♥ Wednesday, June 23, 2010
Hello everyone. Since today i am quite happy, i am going to blog about sad stuffs.
What are the sad stuffs ? Well, i've a diary i kept since April. It is all about J . Unfortunately, i stopped writting after some incidents. Today will be the day, i will type everything out to share with all of you about what had happended. But since i am talking about the past, let me share with all of you about things since last year.
When i entered Manjusri secondary, i joined Basketball as my Cca. Everyone were great there but i find J very adorable. But i don't dare to talk to her.
Then, we played round robin that all the levels mixed together and i was in her team.
that time i really noticed her a lot .
Then, (don't know when ) , i got her number from my friend and begin smsing her and knowing more things about her as she doesnt know that i like her. And the story began...
23 March , Tuesday-
this is the letter i wrote on paper because i heard your voice Remember yesterday? When you tried to figure out who i like ? Well, the answer is you, J . I know what you are thinking. I know you hope that it wasn't you . I just want you to know, i only love you and nothing more. I only have one wish. [Granted]
Your voice is so sweet.
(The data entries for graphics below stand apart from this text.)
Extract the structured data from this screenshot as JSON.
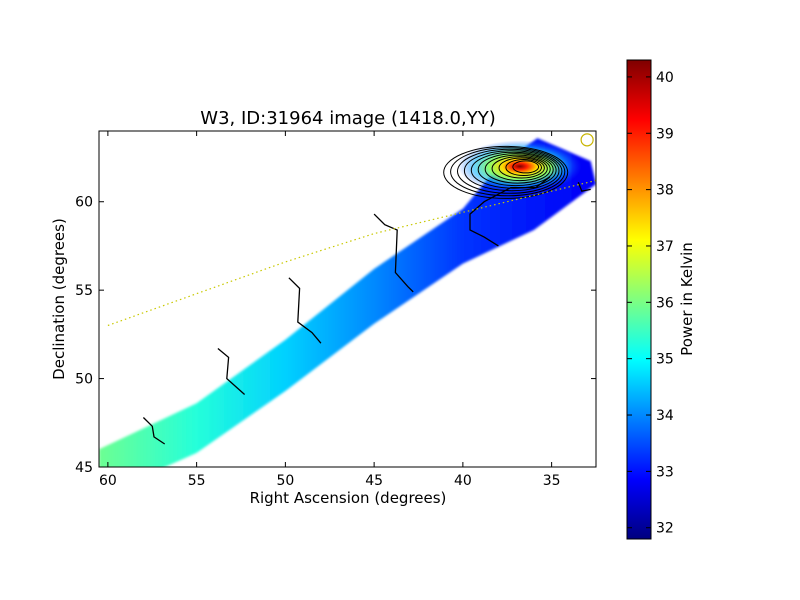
{
  "chart_data": {
    "type": "heatmap",
    "title": "W3, ID:31964 image (1418.0,YY)",
    "xlabel": "Right Ascension (degrees)",
    "ylabel": "Declination (degrees)",
    "xlim": [
      60.5,
      32.5
    ],
    "ylim": [
      45,
      64
    ],
    "x_ticks": [
      60,
      55,
      50,
      45,
      40,
      35
    ],
    "y_ticks": [
      45,
      50,
      55,
      60
    ],
    "colorbar": {
      "label": "Power in Kelvin",
      "range": [
        31.8,
        40.3
      ],
      "ticks": [
        32,
        33,
        34,
        35,
        36,
        37,
        38,
        39,
        40
      ],
      "colormap": "jet"
    },
    "coverage_strip": {
      "edge_points": [
        [
          60.5,
          46.0
        ],
        [
          55.0,
          48.6
        ],
        [
          50.0,
          52.2
        ],
        [
          45.0,
          56.2
        ],
        [
          40.0,
          59.6
        ],
        [
          38.0,
          62.0
        ],
        [
          35.8,
          63.6
        ],
        [
          32.8,
          62.3
        ],
        [
          32.5,
          61.0
        ],
        [
          36.0,
          58.4
        ],
        [
          40.0,
          56.5
        ],
        [
          45.0,
          53.1
        ],
        [
          50.0,
          49.3
        ],
        [
          55.0,
          45.8
        ],
        [
          59.0,
          44.0
        ],
        [
          60.5,
          44.0
        ]
      ],
      "gradient": [
        {
          "ra": 60.5,
          "kelvin": 35.9
        },
        {
          "ra": 55,
          "kelvin": 35.3
        },
        {
          "ra": 50,
          "kelvin": 34.6
        },
        {
          "ra": 45,
          "kelvin": 34.0
        },
        {
          "ra": 40,
          "kelvin": 33.3
        },
        {
          "ra": 33,
          "kelvin": 32.8
        }
      ]
    },
    "source_peak": {
      "ra": 36.8,
      "dec": 62.0,
      "peak_kelvin": 40.2,
      "contour_levels": [
        33.0,
        33.7,
        34.4,
        35.1,
        35.8,
        36.5,
        37.2,
        37.9,
        38.6,
        39.3,
        40.0
      ]
    },
    "contour_lines": [
      [
        [
          58.0,
          47.8
        ],
        [
          57.5,
          47.3
        ],
        [
          57.4,
          46.7
        ],
        [
          56.8,
          46.3
        ]
      ],
      [
        [
          53.8,
          51.7
        ],
        [
          53.2,
          51.2
        ],
        [
          53.3,
          50.0
        ],
        [
          52.3,
          49.1
        ]
      ],
      [
        [
          49.8,
          55.7
        ],
        [
          49.2,
          55.1
        ],
        [
          49.3,
          53.2
        ],
        [
          48.5,
          52.6
        ],
        [
          48.0,
          52.0
        ]
      ],
      [
        [
          45.0,
          59.3
        ],
        [
          44.4,
          58.7
        ],
        [
          43.7,
          58.4
        ],
        [
          43.8,
          56.0
        ],
        [
          43.1,
          55.2
        ],
        [
          42.8,
          54.9
        ]
      ],
      [
        [
          38.0,
          57.5
        ],
        [
          38.8,
          58.0
        ],
        [
          39.6,
          58.4
        ],
        [
          39.6,
          59.3
        ],
        [
          38.8,
          60.0
        ],
        [
          37.3,
          60.8
        ],
        [
          35.9,
          60.8
        ],
        [
          35.1,
          61.4
        ]
      ],
      [
        [
          33.5,
          61.1
        ],
        [
          33.3,
          60.6
        ],
        [
          32.8,
          60.7
        ]
      ]
    ],
    "galactic_plane": {
      "style": "dotted",
      "color": "#c8c800",
      "points": [
        [
          60.0,
          53.0
        ],
        [
          55.0,
          54.8
        ],
        [
          50.0,
          56.6
        ],
        [
          45.0,
          58.2
        ],
        [
          40.0,
          59.4
        ],
        [
          35.0,
          60.6
        ],
        [
          32.5,
          61.2
        ]
      ]
    },
    "beam_marker": {
      "ra": 33.0,
      "dec": 63.5,
      "color": "#c8b400"
    }
  }
}
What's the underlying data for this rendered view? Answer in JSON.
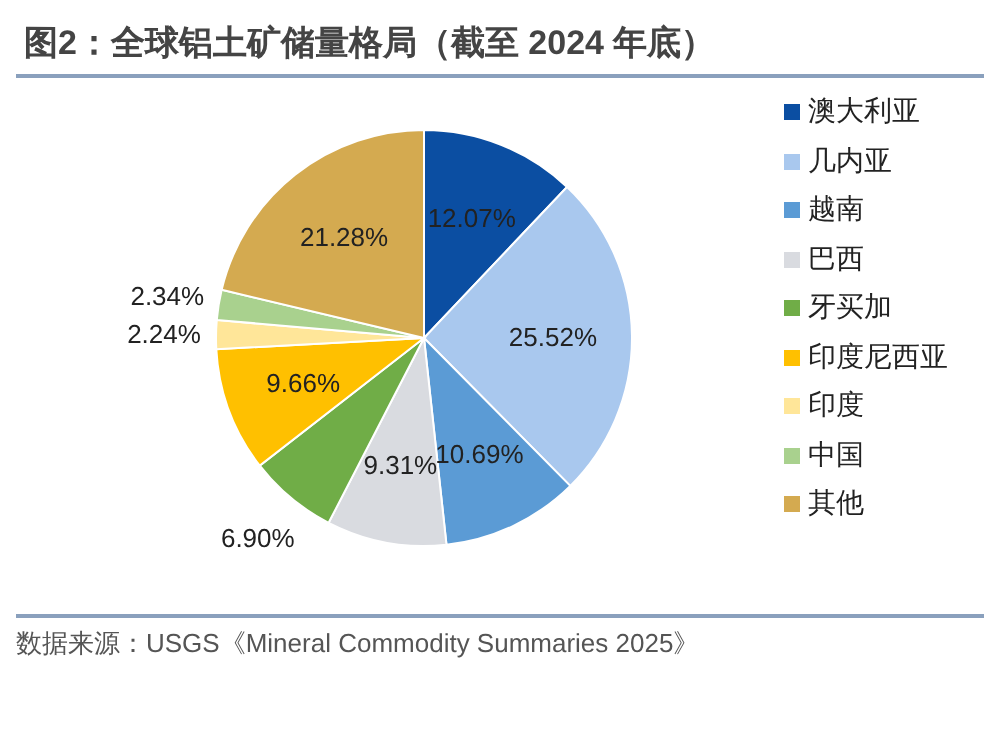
{
  "chart_data": {
    "type": "pie",
    "title": "图2：全球铝土矿储量格局（截至 2024 年底）",
    "categories": [
      "澳大利亚",
      "几内亚",
      "越南",
      "巴西",
      "牙买加",
      "印度尼西亚",
      "印度",
      "中国",
      "其他"
    ],
    "values": [
      12.07,
      25.52,
      10.69,
      9.31,
      6.9,
      9.66,
      2.24,
      2.34,
      21.28
    ],
    "value_labels": [
      "12.07%",
      "25.52%",
      "10.69%",
      "9.31%",
      "6.90%",
      "9.66%",
      "2.24%",
      "2.34%",
      "21.28%"
    ],
    "colors": [
      "#0b4ea2",
      "#a9c8ee",
      "#5b9bd5",
      "#d9dbe0",
      "#70ad47",
      "#ffc000",
      "#ffe699",
      "#a9d18e",
      "#d4aa50"
    ],
    "legend": "right",
    "annotations": [
      "数据来源：USGS《Mineral Commodity Summaries 2025》"
    ]
  }
}
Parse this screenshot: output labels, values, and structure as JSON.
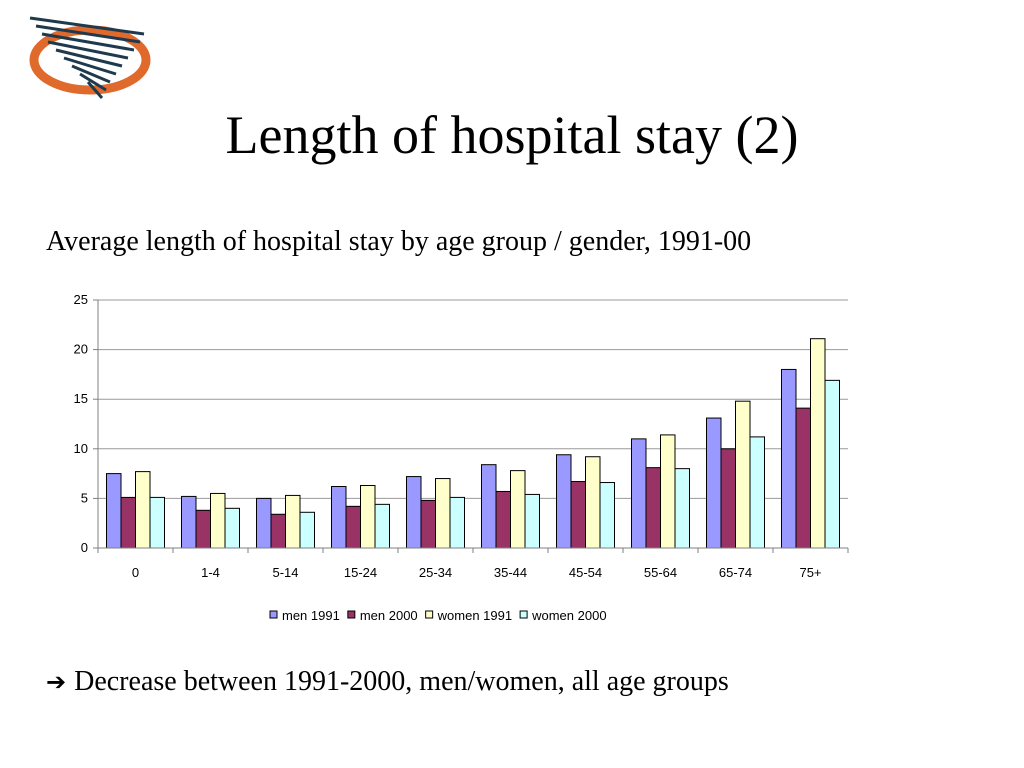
{
  "slide": {
    "title": "Length of hospital stay (2)",
    "subtitle": "Average length of hospital stay by age group / gender, 1991-00",
    "note_icon": "right-arrow-icon",
    "note": "Decrease between 1991-2000, men/women, all age groups",
    "logo_icon": "stylized-swoosh-logo",
    "logo_colors": {
      "ring": "#E06A2C",
      "stripes": "#1F3A4D"
    }
  },
  "chart_data": {
    "type": "bar",
    "categories": [
      "0",
      "1-4",
      "5-14",
      "15-24",
      "25-34",
      "35-44",
      "45-54",
      "55-64",
      "65-74",
      "75+"
    ],
    "series": [
      {
        "name": "men 1991",
        "color": "#9999FF",
        "values": [
          7.5,
          5.2,
          5.0,
          6.2,
          7.2,
          8.4,
          9.4,
          11.0,
          13.1,
          18.0
        ]
      },
      {
        "name": "men 2000",
        "color": "#993366",
        "values": [
          5.1,
          3.8,
          3.4,
          4.2,
          4.8,
          5.7,
          6.7,
          8.1,
          10.0,
          14.1
        ]
      },
      {
        "name": "women 1991",
        "color": "#FFFFCC",
        "values": [
          7.7,
          5.5,
          5.3,
          6.3,
          7.0,
          7.8,
          9.2,
          11.4,
          14.8,
          21.1
        ]
      },
      {
        "name": "women 2000",
        "color": "#CCFFFF",
        "values": [
          5.1,
          4.0,
          3.6,
          4.4,
          5.1,
          5.4,
          6.6,
          8.0,
          11.2,
          16.9
        ]
      }
    ],
    "yticks": [
      "0",
      "5",
      "10",
      "15",
      "20",
      "25"
    ],
    "ylim": [
      0,
      25
    ],
    "grid": true,
    "legend_position": "bottom"
  }
}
I love it when you talk to me.
April 08 , Thursday .Dear J,
Today i did not see your face. How do i not love you so much ?
April 09, FridayDear J,
You texted me today . This is the first time you texted me first.
you asked me why am i jealous? I dare not tell you about that incident.
Remember before the Pasir ris Match ? while we were in the canteen eating .
( okay this story J should know already so i wont tell more )
April 14 ,WednesdayJ, Yesterday you read my blog and asked me what i'm counting for. I can't tell you
because 8 more days, It's the 6th month that i fall in love with you.
You asked me if i really want my feeling for you to fade . I said i hope so, but i don't want to . After you suggested not to talk or text me, i am so afraid, i rejected , saying that i am happy if you text me . I don't think my feeling for you would fade.
16 April , Friday6 more days !
Today , i saw you twice coincidentally . Remember in the canteen we turned at the same time and looked at each other . I just want to be there for you when she is away and you are bored. i would chat with you till she come home and accompany you. I don't care what i'm doing. i will make you happy and do the best for you.
Thanks for not ignoring me after i confessed to you . ily.
19 April [This part i will censor some part]
J . you talked , texted me alot, go out with me . what more should i ask ? I envy **** for having sucha good girlfriend. Good luck and don't drift apart with her. She is a nice girl .
{Diary edit}
I think i am annoying you, i'm so fucked ...
End of my story ..
This story is not hinting anybody. its just a story about the past.